I finally stumbled on the reasons (two separate cases) for the false positives even when the pattern recommended in the MSDN documentation here for CA2000 Dispose Objects Before Losing Scope is followed:
If the name of the temporary disposable variable is not of the exact pattern shown, that is the string "temp" prepended in camelCase to the destination disposable, a false positive will be generated from a failure to recognize the recommended pattern. The false positive is easily eliminated with a name change.
If the destination disposable variable is a property instead of a field or local, the pattern is not recognized.

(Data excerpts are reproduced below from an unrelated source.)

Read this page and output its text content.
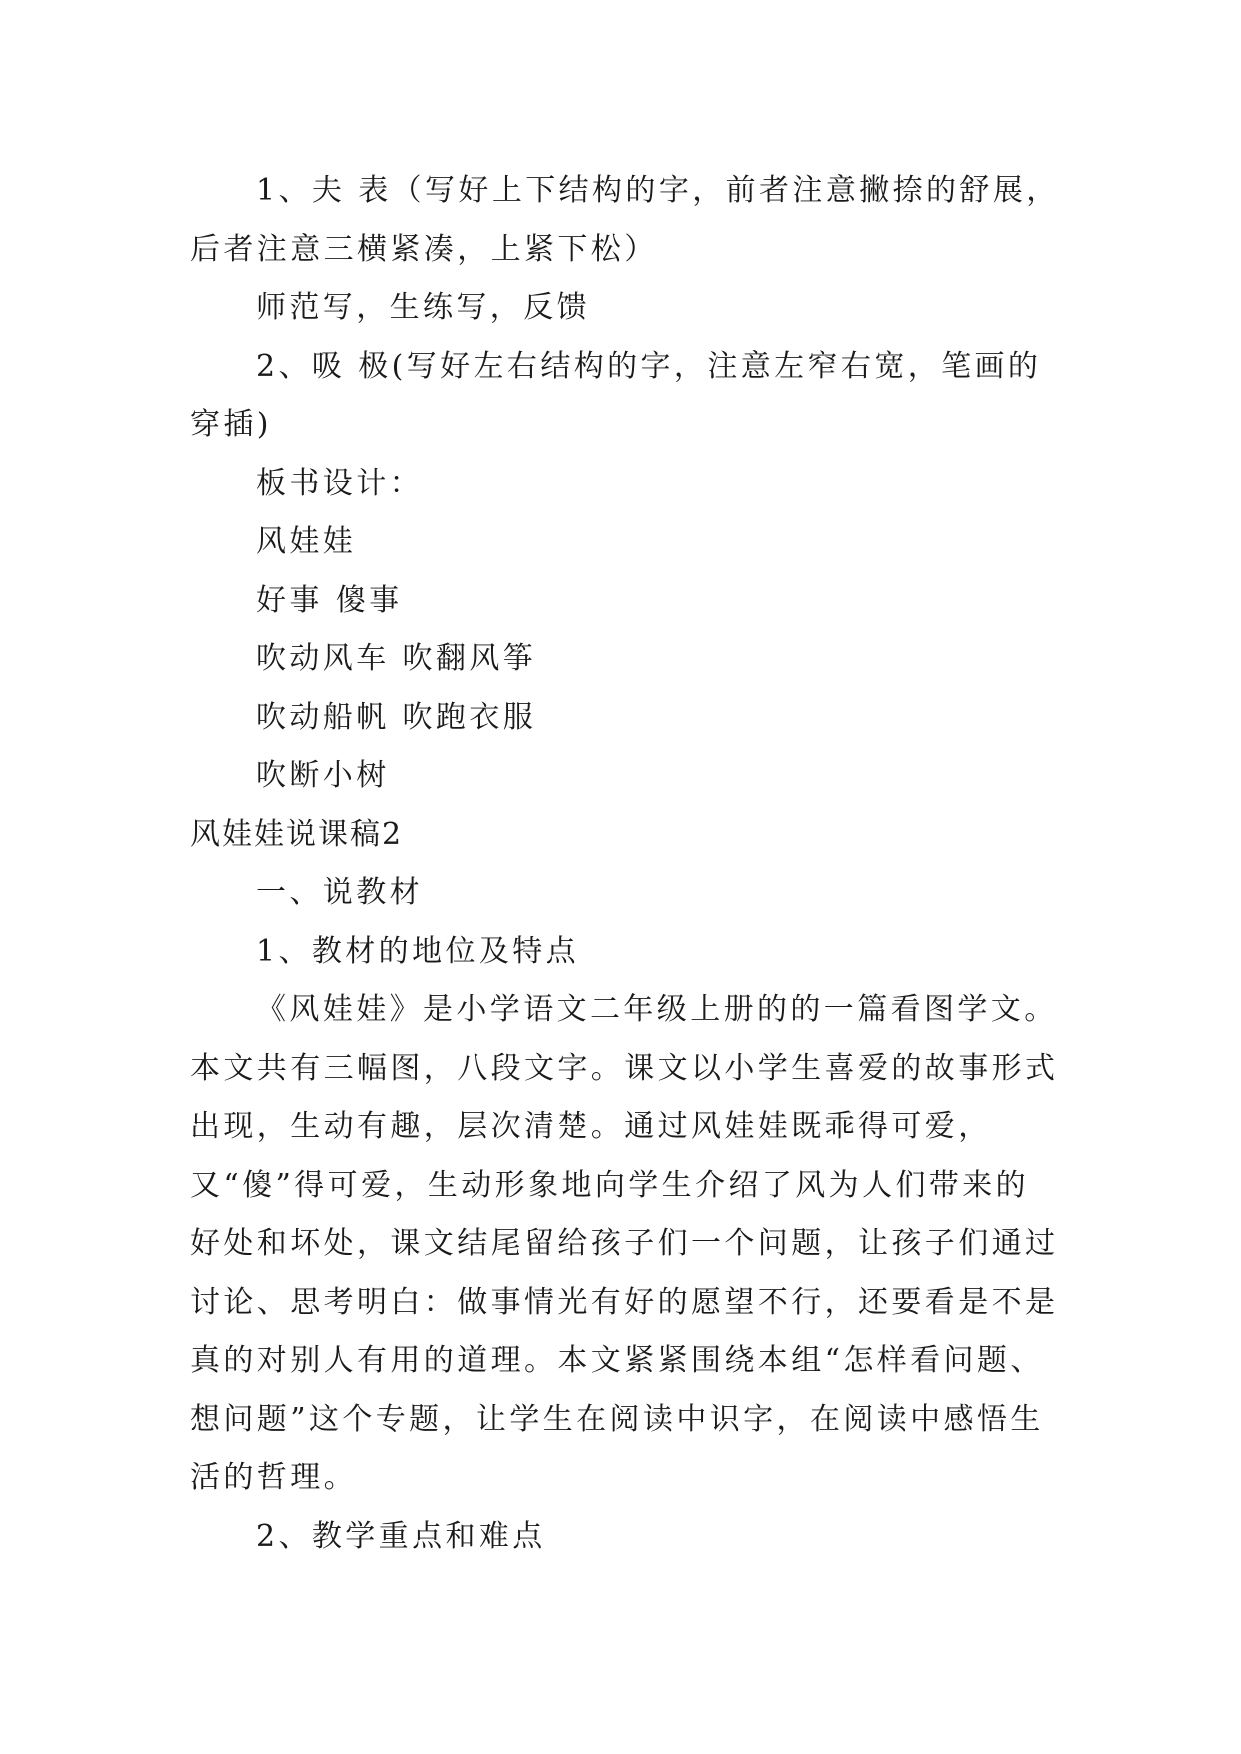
1、夫 表（写好上下结构的字，前者注意撇捺的舒展，后者注意三横紧凑，上紧下松）

师范写，生练写，反馈

2、吸 极(写好左右结构的字，注意左窄右宽，笔画的穿插)

板书设计：

风娃娃

好事 傻事

吹动风车 吹翻风筝

吹动船帆 吹跑衣服

吹断小树

风娃娃说课稿2

一、说教材

1、教材的地位及特点

《风娃娃》是小学语文二年级上册的的一篇看图学文。本文共有三幅图，八段文字。课文以小学生喜爱的故事形式出现，生动有趣，层次清楚。通过风娃娃既乖得可爱，又“傻”得可爱，生动形象地向学生介绍了风为人们带来的好处和坏处，课文结尾留给孩子们一个问题，让孩子们通过讨论、思考明白：做事情光有好的愿望不行，还要看是不是真的对别人有用的道理。本文紧紧围绕本组“怎样看问题、想问题”这个专题，让学生在阅读中识字，在阅读中感悟生活的哲理。

2、教学重点和难点
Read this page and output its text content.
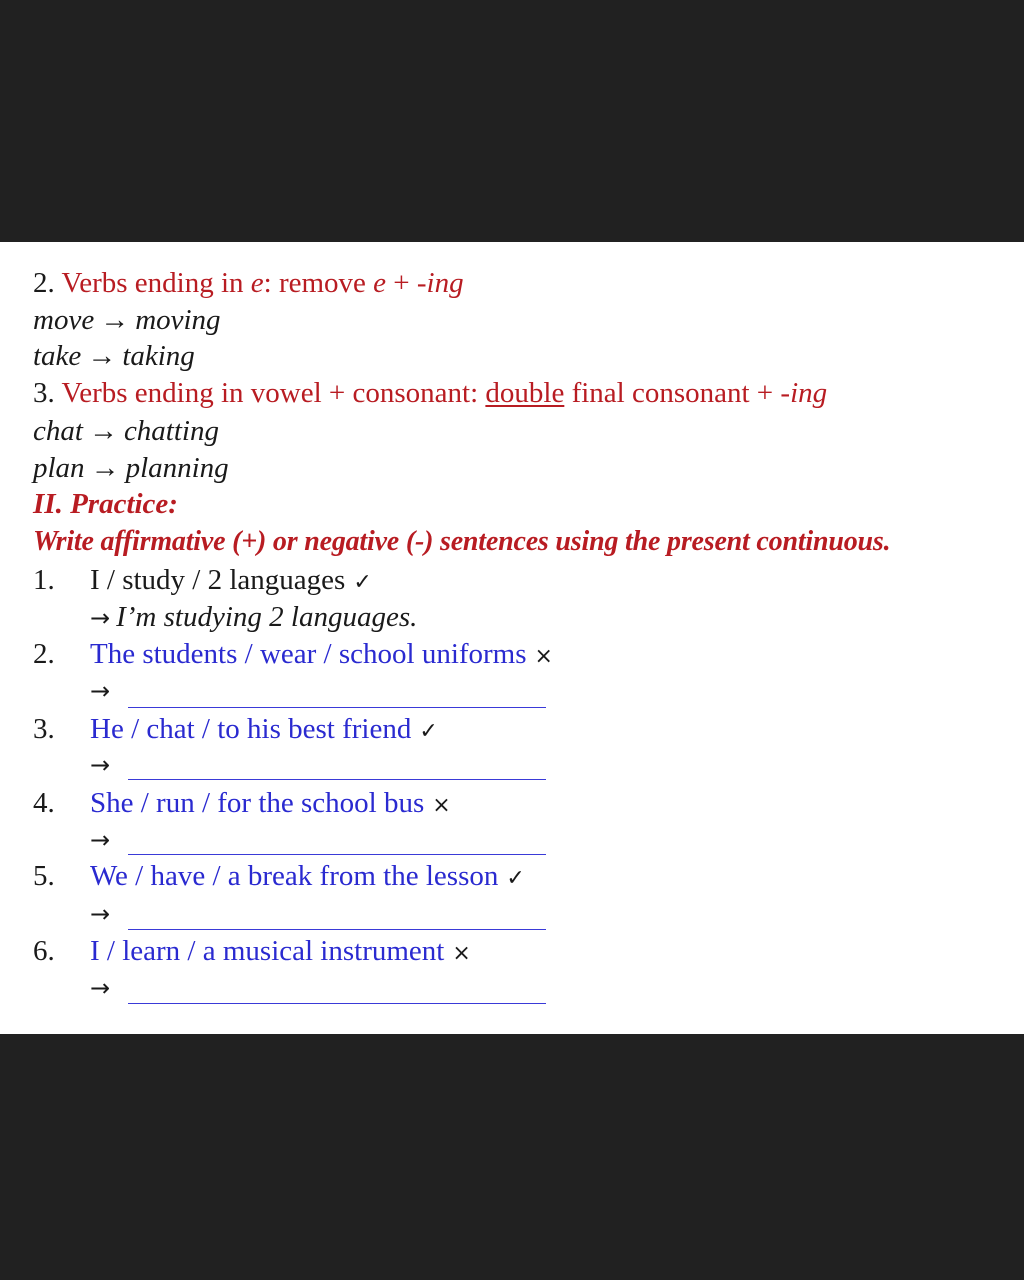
2. Verbs ending in e: remove e + -ing
move → moving
take → taking
3. Verbs ending in vowel + consonant: double final consonant + -ing
chat → chatting
plan → planning
II. Practice:
Write affirmative (+) or negative (-) sentences using the present continuous.
1. I / study / 2 languages ✓
→ I’m studying 2 languages.
2. The students / wear / school uniforms ×
→
3. He / chat / to his best friend ✓
→
4. She / run / for the school bus ×
→
5. We / have / a break from the lesson ✓
→
6. I / learn / a musical instrument ×
→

Eliminating the false positive here requires writing a single-use function like so:
void SomeMethod() { // : HexgridPath = SetGraphicsPath(); // : } GraphicsPath SetGraphicsPath() { GraphicsPath path = null; GraphicsPath tempPath = null; try { tempPath = new GraphicsPath(); tempPath.AddLines(new Point[] { new Point(GridSize.Width*1/3, 0), new Point(GridSize.Width*3/3, 0), new Point(GridSize.Width*4/3,GridSize.Height/2), new Point(GridSize.Width*3/3,GridSize.Height ), new Point(GridSize.Width*1/3,GridSize.Height ), new Point( 0,GridSize.Height/2), new Point(GridSize.Width*1/3, 0) } ); path = tempPath; tempPath = null; } finally { if(tempPath!=null) tempPath.Dispose(); } return path; }
The first situation looks like a typical "junior-programmer's-first-assignment-just-out-of-school" error;
The second case is probably harder to fix, but is annoying.
Hopefully others who encounter these false positives can benefit from this analysis. In the long run small code changes are better than simply disabling the error, in case a junior programmer down the line "optimizes" the remedy out.